J'utilise des bouteilles à champagne transparentes pesant près de 900g

À chaque capsule sa capsuleuse

Il y a deux types de capsuleuse et, bien sûr, j'ai une recommandation...

  • Capsuleuse sur pied (ou à levier) : C'est le type à privilégier puisque l'action du levier applique une pression suffisante permettant de facilement sceller les bouteilles. Je conseillerais ce modèle qui est identique au mien.
  • Capsuleuse à mains (ou à pinces) : Utilisée fréquemment dans le monde brassicole, de nombreux amis vinificateurs m'ont raconté avoir eu des bouteilles qui fuyaient lorsque scellées avec ce type de capsuleuse puisqu'elle n'applique pas suffisamment de pression. À éviter!

Le dégorgement et les styles de pétillant de naturel

Le dégorgement est l'acte d'enlever les lies des vins pétillants et mousseux. Obligatoire en méthode traditionnelle, il est plutôt laissé à la discrétion du vinificateur en méthode ancestrale. Ne pas retirer les lies est d'ailleurs en phase avec la philosophie de « non intervention » des vignerons natures.

Pourquoi, quand et comment dégorger

Pourquoi dégorger? La première raison est que cela permet de retirer les lies et donc d'éviter qu'elles se mélangent au vin par mégarde lors de sa consommation. Moins de gaspillage! La seconde raison est que cela permet aussi de baisser la pression. En ouvrant la bouteille, environ 1 bar de pression sera perdu.

Quand dégorger? Après que la fermentation ait été complétée! C'est facile à reconnaître car le vin deviendra translucide et un dépôt poudreux - les lies - se sera formé au fond de la bouteille. Dans le doute, attendre : Il est tout à fait réaliste de dégorger le printemps suivant la vendange.
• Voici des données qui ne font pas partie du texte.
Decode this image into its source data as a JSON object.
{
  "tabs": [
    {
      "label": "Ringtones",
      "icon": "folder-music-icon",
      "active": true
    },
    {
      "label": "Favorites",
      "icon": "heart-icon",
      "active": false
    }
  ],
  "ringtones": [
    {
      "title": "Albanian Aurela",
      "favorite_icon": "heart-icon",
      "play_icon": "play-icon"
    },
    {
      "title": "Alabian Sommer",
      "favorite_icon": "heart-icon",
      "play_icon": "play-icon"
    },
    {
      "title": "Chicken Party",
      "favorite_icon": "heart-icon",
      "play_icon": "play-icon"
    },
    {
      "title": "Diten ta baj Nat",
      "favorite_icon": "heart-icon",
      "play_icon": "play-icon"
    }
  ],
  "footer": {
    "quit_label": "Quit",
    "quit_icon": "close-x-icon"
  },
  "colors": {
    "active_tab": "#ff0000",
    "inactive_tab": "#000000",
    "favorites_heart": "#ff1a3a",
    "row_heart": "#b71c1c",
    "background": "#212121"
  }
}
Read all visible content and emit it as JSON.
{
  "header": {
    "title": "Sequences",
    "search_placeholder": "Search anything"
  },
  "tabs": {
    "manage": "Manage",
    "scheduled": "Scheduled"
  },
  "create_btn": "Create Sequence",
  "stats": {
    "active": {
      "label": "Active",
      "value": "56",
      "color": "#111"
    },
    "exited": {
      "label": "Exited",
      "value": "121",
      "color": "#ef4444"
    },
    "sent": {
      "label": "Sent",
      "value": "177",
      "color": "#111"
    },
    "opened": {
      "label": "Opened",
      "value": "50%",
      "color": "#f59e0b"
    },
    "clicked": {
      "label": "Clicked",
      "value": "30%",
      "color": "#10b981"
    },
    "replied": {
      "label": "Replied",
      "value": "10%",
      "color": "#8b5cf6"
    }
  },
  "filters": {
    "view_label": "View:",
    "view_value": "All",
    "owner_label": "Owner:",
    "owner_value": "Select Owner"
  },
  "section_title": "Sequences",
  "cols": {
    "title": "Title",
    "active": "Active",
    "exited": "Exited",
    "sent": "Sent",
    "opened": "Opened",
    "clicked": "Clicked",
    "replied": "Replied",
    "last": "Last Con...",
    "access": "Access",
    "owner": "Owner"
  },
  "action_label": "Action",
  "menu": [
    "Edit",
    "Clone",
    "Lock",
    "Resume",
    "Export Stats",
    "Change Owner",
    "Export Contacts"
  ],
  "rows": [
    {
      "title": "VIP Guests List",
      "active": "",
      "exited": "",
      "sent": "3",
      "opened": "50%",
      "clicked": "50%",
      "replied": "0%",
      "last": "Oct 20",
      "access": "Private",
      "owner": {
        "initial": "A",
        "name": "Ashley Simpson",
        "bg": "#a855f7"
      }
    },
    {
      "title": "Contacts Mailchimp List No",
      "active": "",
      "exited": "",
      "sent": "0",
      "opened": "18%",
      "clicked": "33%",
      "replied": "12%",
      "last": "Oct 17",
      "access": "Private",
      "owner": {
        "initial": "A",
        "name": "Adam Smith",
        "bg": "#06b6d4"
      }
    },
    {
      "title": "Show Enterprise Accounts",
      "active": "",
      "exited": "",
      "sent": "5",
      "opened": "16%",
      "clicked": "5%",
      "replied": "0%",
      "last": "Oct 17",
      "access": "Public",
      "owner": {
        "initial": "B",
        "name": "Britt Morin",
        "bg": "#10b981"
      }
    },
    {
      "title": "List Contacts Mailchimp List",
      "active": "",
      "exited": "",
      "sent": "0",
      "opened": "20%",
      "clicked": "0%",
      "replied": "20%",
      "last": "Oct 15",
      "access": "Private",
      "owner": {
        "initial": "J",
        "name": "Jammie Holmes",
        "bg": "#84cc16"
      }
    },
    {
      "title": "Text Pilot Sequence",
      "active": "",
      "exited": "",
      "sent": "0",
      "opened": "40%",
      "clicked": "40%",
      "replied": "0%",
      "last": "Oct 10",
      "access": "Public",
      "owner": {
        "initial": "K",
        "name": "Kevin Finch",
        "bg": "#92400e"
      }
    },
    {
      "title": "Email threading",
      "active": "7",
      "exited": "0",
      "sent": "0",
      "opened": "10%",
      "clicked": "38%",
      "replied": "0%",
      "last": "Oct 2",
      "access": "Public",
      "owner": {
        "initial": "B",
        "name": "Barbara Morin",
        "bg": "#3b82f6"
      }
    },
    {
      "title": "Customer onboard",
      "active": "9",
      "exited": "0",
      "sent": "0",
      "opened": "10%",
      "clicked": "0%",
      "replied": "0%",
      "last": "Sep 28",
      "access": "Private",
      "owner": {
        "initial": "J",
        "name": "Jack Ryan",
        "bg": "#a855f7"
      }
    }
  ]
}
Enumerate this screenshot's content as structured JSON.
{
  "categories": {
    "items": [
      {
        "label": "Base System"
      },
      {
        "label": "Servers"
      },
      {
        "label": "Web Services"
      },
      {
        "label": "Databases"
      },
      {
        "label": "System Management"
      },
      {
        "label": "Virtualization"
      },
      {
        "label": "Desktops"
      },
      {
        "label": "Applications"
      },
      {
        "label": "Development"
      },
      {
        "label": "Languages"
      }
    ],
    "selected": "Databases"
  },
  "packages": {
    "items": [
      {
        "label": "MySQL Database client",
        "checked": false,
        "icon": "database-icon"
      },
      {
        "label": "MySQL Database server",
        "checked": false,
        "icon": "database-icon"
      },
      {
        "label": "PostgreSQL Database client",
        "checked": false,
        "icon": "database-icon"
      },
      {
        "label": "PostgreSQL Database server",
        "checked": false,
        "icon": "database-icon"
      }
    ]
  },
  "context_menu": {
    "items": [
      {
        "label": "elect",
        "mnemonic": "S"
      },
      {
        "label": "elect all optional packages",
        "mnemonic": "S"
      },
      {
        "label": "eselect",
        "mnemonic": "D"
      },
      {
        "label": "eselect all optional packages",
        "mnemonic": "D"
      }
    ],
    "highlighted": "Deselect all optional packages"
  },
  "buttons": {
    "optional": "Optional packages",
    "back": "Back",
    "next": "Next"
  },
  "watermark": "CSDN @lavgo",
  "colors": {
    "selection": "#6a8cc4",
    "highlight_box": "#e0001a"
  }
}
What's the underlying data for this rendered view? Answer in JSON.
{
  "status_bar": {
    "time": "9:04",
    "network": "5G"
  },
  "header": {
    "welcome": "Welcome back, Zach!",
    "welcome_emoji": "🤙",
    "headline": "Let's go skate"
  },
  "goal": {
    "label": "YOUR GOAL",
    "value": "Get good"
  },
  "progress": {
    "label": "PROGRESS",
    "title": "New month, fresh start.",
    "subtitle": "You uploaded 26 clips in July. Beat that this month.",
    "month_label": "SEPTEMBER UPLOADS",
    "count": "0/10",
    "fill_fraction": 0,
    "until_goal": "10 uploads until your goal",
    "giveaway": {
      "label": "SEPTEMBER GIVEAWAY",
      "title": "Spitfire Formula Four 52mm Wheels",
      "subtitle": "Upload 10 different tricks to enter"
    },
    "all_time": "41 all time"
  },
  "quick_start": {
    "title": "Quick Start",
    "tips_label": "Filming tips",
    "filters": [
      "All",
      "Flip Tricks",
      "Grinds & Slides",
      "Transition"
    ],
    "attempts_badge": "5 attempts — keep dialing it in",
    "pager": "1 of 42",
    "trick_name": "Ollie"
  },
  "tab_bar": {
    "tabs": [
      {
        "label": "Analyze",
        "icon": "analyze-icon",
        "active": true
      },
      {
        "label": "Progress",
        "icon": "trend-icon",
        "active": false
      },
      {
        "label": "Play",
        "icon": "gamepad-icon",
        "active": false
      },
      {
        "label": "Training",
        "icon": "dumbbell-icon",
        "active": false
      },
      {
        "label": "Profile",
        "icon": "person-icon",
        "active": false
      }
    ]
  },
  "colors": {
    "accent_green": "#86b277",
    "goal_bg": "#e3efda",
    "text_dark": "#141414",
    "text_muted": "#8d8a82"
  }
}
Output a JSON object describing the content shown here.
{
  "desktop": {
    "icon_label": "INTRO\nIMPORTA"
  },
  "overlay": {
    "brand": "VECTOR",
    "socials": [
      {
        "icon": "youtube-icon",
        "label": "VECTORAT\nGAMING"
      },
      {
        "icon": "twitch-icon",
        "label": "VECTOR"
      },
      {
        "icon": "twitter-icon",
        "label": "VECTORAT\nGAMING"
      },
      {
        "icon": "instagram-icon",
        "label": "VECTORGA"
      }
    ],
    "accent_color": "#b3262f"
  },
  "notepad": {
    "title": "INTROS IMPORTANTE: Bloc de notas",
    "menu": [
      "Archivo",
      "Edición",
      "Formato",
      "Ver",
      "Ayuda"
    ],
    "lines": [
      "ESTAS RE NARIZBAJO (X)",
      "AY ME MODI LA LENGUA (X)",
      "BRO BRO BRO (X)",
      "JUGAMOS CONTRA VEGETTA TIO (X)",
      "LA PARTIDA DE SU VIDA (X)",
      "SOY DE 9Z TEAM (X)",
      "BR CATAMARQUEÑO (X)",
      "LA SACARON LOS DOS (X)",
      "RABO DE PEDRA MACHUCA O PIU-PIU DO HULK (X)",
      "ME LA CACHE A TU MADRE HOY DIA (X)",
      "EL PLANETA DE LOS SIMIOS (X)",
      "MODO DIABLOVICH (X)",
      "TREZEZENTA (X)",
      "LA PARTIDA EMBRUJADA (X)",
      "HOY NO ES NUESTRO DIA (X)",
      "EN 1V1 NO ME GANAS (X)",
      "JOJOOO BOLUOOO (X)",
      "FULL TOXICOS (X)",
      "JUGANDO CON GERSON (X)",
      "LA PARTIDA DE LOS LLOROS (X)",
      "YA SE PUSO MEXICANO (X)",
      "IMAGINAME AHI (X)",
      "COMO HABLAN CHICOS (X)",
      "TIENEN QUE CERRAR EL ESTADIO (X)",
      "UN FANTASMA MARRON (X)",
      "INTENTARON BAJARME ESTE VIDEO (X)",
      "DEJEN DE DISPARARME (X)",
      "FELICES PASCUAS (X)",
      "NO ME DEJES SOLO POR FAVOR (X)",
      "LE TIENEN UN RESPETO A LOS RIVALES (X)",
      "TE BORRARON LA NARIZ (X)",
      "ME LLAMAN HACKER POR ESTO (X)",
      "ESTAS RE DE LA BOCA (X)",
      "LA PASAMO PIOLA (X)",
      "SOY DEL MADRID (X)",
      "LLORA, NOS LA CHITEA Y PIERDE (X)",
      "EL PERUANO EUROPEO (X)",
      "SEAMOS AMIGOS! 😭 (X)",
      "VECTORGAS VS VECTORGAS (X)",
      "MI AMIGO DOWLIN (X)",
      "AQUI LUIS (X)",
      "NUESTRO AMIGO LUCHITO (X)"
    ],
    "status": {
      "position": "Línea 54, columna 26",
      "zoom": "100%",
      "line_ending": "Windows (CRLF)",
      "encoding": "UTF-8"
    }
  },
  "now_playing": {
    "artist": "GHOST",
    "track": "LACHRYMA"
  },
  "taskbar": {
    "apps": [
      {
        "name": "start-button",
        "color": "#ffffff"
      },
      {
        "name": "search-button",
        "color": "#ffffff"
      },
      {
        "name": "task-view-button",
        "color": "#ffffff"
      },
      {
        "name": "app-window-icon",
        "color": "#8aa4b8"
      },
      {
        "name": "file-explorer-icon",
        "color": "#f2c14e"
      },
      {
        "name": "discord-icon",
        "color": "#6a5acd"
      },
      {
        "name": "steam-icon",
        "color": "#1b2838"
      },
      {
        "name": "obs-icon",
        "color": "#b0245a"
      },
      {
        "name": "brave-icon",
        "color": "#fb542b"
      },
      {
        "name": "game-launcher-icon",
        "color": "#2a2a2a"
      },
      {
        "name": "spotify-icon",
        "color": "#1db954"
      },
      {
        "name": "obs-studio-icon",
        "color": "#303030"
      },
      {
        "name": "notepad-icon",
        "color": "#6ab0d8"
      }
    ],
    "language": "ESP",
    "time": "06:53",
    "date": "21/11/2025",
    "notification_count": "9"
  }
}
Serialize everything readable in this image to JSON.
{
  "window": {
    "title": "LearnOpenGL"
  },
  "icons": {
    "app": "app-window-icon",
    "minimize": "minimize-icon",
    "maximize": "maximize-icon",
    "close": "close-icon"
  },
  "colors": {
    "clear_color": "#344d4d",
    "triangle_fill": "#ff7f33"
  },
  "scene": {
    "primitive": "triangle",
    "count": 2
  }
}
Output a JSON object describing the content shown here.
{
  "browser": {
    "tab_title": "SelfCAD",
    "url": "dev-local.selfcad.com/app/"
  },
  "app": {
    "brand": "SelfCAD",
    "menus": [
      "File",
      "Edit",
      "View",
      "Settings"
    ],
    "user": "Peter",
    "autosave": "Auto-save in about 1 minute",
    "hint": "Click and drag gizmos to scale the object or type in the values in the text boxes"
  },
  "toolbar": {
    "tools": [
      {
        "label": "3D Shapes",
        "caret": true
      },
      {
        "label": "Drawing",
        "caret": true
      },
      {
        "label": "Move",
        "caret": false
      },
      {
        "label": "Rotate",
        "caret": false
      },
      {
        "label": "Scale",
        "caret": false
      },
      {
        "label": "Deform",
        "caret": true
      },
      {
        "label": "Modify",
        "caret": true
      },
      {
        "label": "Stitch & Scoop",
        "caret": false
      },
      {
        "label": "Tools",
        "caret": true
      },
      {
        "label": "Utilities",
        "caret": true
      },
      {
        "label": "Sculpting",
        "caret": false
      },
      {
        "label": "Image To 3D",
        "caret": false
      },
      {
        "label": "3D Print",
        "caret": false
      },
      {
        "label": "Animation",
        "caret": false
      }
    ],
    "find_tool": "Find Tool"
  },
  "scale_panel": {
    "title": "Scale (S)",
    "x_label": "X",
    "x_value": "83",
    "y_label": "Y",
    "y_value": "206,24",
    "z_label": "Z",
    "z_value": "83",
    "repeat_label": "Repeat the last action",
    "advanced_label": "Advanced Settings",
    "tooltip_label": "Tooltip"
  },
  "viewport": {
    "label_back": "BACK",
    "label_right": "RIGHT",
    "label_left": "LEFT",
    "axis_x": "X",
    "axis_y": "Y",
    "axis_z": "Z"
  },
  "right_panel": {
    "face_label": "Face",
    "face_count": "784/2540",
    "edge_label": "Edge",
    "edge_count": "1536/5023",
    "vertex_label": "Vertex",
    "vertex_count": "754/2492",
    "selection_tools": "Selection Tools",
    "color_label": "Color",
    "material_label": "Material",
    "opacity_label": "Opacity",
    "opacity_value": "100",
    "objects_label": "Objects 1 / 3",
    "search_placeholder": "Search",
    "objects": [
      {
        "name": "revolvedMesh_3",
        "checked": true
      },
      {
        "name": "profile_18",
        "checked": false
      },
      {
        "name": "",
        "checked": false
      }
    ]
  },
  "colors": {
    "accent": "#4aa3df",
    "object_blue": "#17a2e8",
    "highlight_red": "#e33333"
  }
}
Comment dégorger? J'ai assemblé ci-bas la procédure :

  1. Remettre les lies en suspension dans les bouteilles en les brassant, puis mettre les bouteilles à l'envers à la verticale. Truc d'ami : Utiliser des caisses vides, la SAQ les donne.
  2. Une fois que les lies se sont précipitées dans le col de la bouteille jusqu'à la capsule, il faudra les faire geler. Pour cela, sortir la caisse une froide journée d'hiver ou mettre les bouteilles dans son congélateur. Après 60 minutes, le bout devrait être gelé mais pas le vin. C'est le moment de dégorger!
  3. Avec un dégorgeur manuel (ou clé à dégorger) en main, s'assurer d'être suffisamment mal habillé et qu'il n'y ait personne dans les environs. Relever la bouteille à 45 degrés vers le haut, puis retirer d'un coup sec la capsule : Les lies, désormais congelées, seront expulsées par la pression. Enfin, mettre son pouce sur la bouteille afin de prévenir la sortie de plus de vin.
  4. Il faut maintenant remettre la bouteille complètement à la verticale, rajouter du vin afin de compenser ce qui a été perdu, puis la sceller à nouveau avec la capsuleuse. Le tour est joué!

Choisir son style de pétillant naturel

Avec toute cette connaissance en main, l'arbre de possibilités peut paraître impressionnant. Quelle pression en bouteille choisir? Dégorger ou laisser les lies? Afin de guider la décision, je rappelle ci-dessous les 3 styles de vins incontournables dans le domaine :

  • Col Fondo : Le pétillant naturel « originel » provenant d'Italie. Contient entre 1.0 et 2.5 bar de pression et n'est jamais dégorgé ; 
  • Frizzante : Le cousin dégorgé du Col Fondo ; et
  • Spumante : Comme le Frizzante, mais avec une pression allant entre 4.0 et 5.0 bar. Plus souvent fait avec la méthode traditionnelle qu'ancestrale.

Le Spumante est fréquemment confondu avec le Prosecco. Pour les distinguer, il faut se rappeler que le premier est un style de vin alors que le deuxième est une Appellation d'Origine Contrôlée (AOC). Une AOC combine une région géographique, un sous-ensemble de cépages et des règles à suivre. Certains Spumante peuvent donc être des Prosecco et vice-versa.

Toujours indécis ou indécise? Essayez de reproduire le style d'un vin que vous avez aimé! Pour ma part, j'adore les Col Fondo rosés donc c'est ce style que je cherche à recréer, année après année.